A ja się cieszę bo pewien koński Jegomość pod opieką moja i pewnej dobrej duszyczki zmienił się nie do poznania. Przyjechał chudy, apatyczny, poraniony i smutny koń, a po kilku miesiącach mamy brykającego łobuza z brzuszkiem i chęcią do życia. Było z nim na prawdę nie dobrze a dziś nie ma już śladu po tamtym koniu. I choć nie mam zdjęć które ukazały by spektakularność tej zmiany to dam to co mam, bo mimo iż Kirgiz nie jest koniem łatwym i czasem jest nam z nim ciężko to jest na pewno koniem szczęśliwym, zadbanym i przede wszystkim zapomniał co to głód... a hektolitry wylewanego potu mają sens i przynoszą efekty i właśnie to mnie cieszy
Przedstawiam Wam brata mojego Rudzielca-5 letni wałach o imieniu Kirgiz
Oto Kirgiz sprzed kilku miesięcy
A to Kirgiz z dziś
Witam , jestem tu nowa i to chyba dobry wątek na pierwsze wejście . Szkoda że tak mało osób chwali się swoimi osiągnięciami . Ja cieszę się z tego że mój 3-latek wczoraj pierwszy raz przemaszerował przez wieś ( ze mną w ręku ) i nie spanikował . Owszem był trochę zdenerwowany i co kawałek robił kupę ale widziałam jak stara się panować nad tym . A trochę się działo ( szczekające psy , kosiarki , rowery itp. ).Chodzę z nim po twardym więc i po asfalcie ze względu na kopyta no i za wsią są fajne górki do końskiej gimnastyki. Tylko miałam masę sprzątania tego asfaltu jak wracałam a koń wracał już całkiem wyluzowany.Ktoś pomyśli cóż to za wyczyn , ale dla mnie znaczący , bo już dwa razy bardzo spanikował więc nie naciskałam . Zaś po serii odczulań na różne strachy , po tym jak wsiadłam na niego parę razy ( cieszę się że przyjął mnie na swoim grzbiecie bez żadnych obiekcji ) jest bardziej odważny . Cieszy mnie też fakt że lepiej dogaduję się z pozostałymi 3-latkami w naszej stajni , a to dzięki ''naturalowi'' , choć od ponad dwudziestu lat jestem typowym klasykiem. Po imprezie ''Myśląc o koniu '' wiele rzeczy stało się dla mnie bardziej zrozumiałe . Ech , szkoda tylko że kiedyś nie wiedziałam tego co teraz , no ale nie jest to wątek o żalach więc zamilknę. . .

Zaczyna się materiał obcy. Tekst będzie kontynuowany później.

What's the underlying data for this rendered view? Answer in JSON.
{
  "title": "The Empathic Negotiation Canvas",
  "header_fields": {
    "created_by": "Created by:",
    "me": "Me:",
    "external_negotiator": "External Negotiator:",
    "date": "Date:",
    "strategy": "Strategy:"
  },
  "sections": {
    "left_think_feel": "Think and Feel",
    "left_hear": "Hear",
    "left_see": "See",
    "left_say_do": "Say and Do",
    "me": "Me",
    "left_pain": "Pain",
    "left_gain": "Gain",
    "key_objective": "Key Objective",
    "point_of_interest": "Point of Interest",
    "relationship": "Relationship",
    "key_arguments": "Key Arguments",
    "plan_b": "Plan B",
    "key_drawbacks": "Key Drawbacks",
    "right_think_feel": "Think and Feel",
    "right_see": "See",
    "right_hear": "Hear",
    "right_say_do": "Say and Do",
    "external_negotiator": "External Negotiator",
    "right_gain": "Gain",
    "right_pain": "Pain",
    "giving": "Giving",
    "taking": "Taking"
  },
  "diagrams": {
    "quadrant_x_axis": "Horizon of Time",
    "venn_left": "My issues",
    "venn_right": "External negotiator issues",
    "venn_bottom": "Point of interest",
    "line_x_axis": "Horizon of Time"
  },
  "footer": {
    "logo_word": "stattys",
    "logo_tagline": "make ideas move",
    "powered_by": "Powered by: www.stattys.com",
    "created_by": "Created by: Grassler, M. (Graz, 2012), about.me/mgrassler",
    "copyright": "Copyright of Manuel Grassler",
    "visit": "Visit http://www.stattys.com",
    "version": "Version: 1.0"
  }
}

lira, zazdroszczę.. ja się boję z moją młodą wybrać sama, chociaż bardzo mnie kusi.. a niestety chwilowo końskiego towarzysza do spacerków w ręku nam brak..
To przy okazji i ja się pochwalę - wątpiłam już, że Szramka może się rozluźnić sama z siebie i miałam nawet w planach powiązać ją różnymi patentami, żeby w końcu nie chodziła jak żyrafa.. ALE! po baardzo długim czasie udało się :mrgreen: i młoda zaczyna pięknie się rozluźniać, nawet w galopie 8)
Nie mam się czym pochwalić -niestety, ale co tam..pozdrawiam
Lira, żaden żal! Pocieszę Cię, również po 20 latach wiele odkryłam, dzięki Monice, która otworzyła mi oczy więc chwalmy się tym, ze nareszcie możemy widzieć więcej i czuć więcej i koń to nie motocykl wyjmowany i wstawiany do garażu . To mój wielki sukces.
Mnie niezmiernie cieszy codzienny widok tego konia. Mieliśmy wątpliwości, czy uda nam się Go uratować.
Wisełka żyje :!: :!: :!: i .... bardzo Ją kocham :!: :!: :!:
Ale wypiękniała! Gratuluję, Krysiu!
Cos mi sie wydaje, że to nie ten sam koń..podmieniono do zdjęcia
hihih
Super!..gratuluję!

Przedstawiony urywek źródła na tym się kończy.